The Saanich couple who discovered a historic oil spill on their Goward Road property in 2016 have since run out of money to deal with it and are awaiting the 2019 court date for the lawsuit they’ve filed against the former owners.
The hope for Cathy and Peter Blazkow is they will win back much of the money they’ve spent, so they can continue remediating the soil. Until then the Blazkows are already $300,000 deep into remediation costs to deal with about 800 tonnes of contaminated soil which they uncovered on the property. When all is said and done it is estimated to cost them an additional $400,000 for a total of at least $700,000, not including lawyer fess or an estimated $25,000 to pay for the final inspection, Cathy said. And now they’re out of money, the soil remains, and the garage they were trying to build when they discovered the oil is nothing but a foundation.
“We spent all of our money, we had to sell our family house in Gordon Head [which we were renting out]. I also had an inheritance from my aunt but that money is now gone,” Cathy said.
What they thought was going to be their pristine retirement property in the rich forests of the Prospect Lake area has been nothing of the sort.
The couple bought the five-acre property with a house, barn, garage, workshop, horse paddock and riding ring at 240 Goward Rd. in 2012. Their daughter’s family, with the Blazkows’ granddaughter, moved into the home too. The plan was to replace the workshop with a two-storey garage that had an upstairs office. That was 2015. Even after the workshop was initially razed there was no sign of contamination.
It wasn’t until the builders dug down to install the foundation for the new garage that they discovered the contaminated soil. An environmental company was brought in and confirmed the presence of oil, including diesel and industrial strength cleaning agents. The excavated soil is too contaminated to ship anywhere, so it sits in three large mounds on top of tarps.
“It’s lucky we found it,” Peter said. “Where it was, it was sitting in a bowl of bedrock but over time the contaminants would start leeching into the water table.”

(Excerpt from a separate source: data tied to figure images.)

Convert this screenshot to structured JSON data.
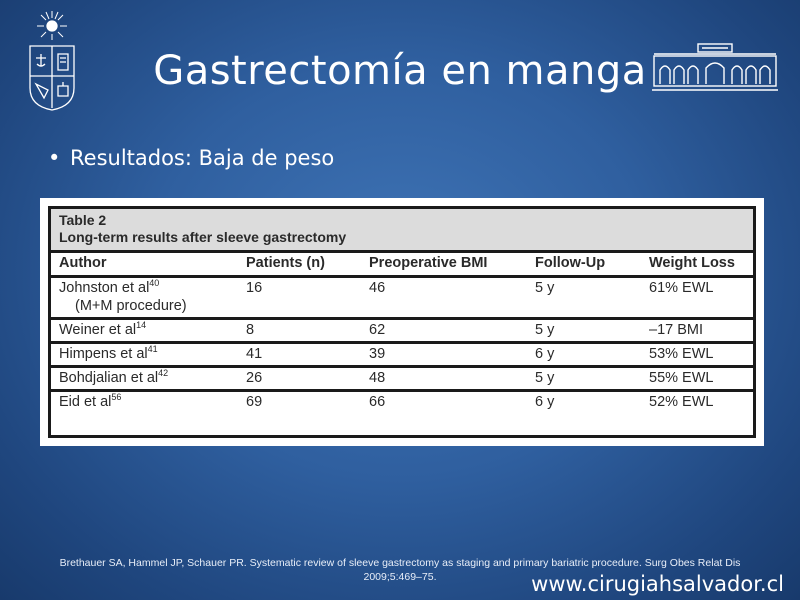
{
  "slide": {
    "title": "Gastrectomía en manga",
    "bullet": "Resultados: Baja de peso"
  },
  "table": {
    "label": "Table 2",
    "caption": "Long-term results after sleeve gastrectomy",
    "columns": [
      "Author",
      "Patients (n)",
      "Preoperative BMI",
      "Follow-Up",
      "Weight Loss"
    ],
    "rows": [
      {
        "author": "Johnston et al",
        "ref": "40",
        "note": "(M+M procedure)",
        "patients": "16",
        "bmi": "46",
        "followup": "5 y",
        "loss": "61% EWL"
      },
      {
        "author": "Weiner et al",
        "ref": "14",
        "patients": "8",
        "bmi": "62",
        "followup": "5 y",
        "loss": "–17 BMI"
      },
      {
        "author": "Himpens et al",
        "ref": "41",
        "patients": "41",
        "bmi": "39",
        "followup": "6 y",
        "loss": "53% EWL"
      },
      {
        "author": "Bohdjalian et al",
        "ref": "42",
        "patients": "26",
        "bmi": "48",
        "followup": "5 y",
        "loss": "55% EWL"
      },
      {
        "author": "Eid et al",
        "ref": "56",
        "patients": "69",
        "bmi": "66",
        "followup": "6 y",
        "loss": "52% EWL"
      }
    ]
  },
  "footer": {
    "citation_line1": "Brethauer SA, Hammel JP, Schauer PR. Systematic review of sleeve gastrectomy as staging and primary bariatric procedure. Surg Obes Relat Dis",
    "citation_line2": "2009;5:469–75.",
    "website": "www.cirugiahsalvador.cl"
  },
  "icons": {
    "left_logo": "university-crest-icon",
    "right_logo": "hospital-building-icon"
  },
  "colors": {
    "background": "#2f5f9f",
    "text": "#ffffff"
  }
}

The Blazkows are also lucky their own well water was uphill from the contamination. After paying nearly $200,000 for the initial excavation the couple found a company that specializes in remediating oil contamination on site, meaning the soil can stay put. That process is underway and they still owe the remediation company $20,000 for starting the enzymes that metabolize the hydrocarbons.
“They got us started on the enzyme process, it actually breaks down the contaminants,” Cathy said.
The couple took on the process themselves, buying huge drums, pumps and drip lines, as well as a $2,000 shovel for the front of their daughter’s Bobcat to level out the mounds of dirt, which now have drip lines laid across them in formation.
Each day Peter would fill a pair of industrial-sized drums with a mix of the enzymes and nitrates. It would take a few hours for the solution to mix and populate and then he’d turn on the pump and let it drip onto the mound of dirt. But a bucket of enzymes only lasts so long, and at $2,000 per bucket, they’ve stopped buying them. However, the plan is to start again once they can afford it.
Soon after discovering the oil Cathy learned her neighbours had made complaints about an industrial use of the property, including trucks with oil tanks coming and going. Saanich GIS photos also showed evidence of the tanks on the property.
A Dec. 20, 2016 lawsuit names defendants Helen West, Rick Hughes and Victoria Tank Service Ltd.
– This story has been amended to adjust the total estimated cost of remediation to at least $700,000.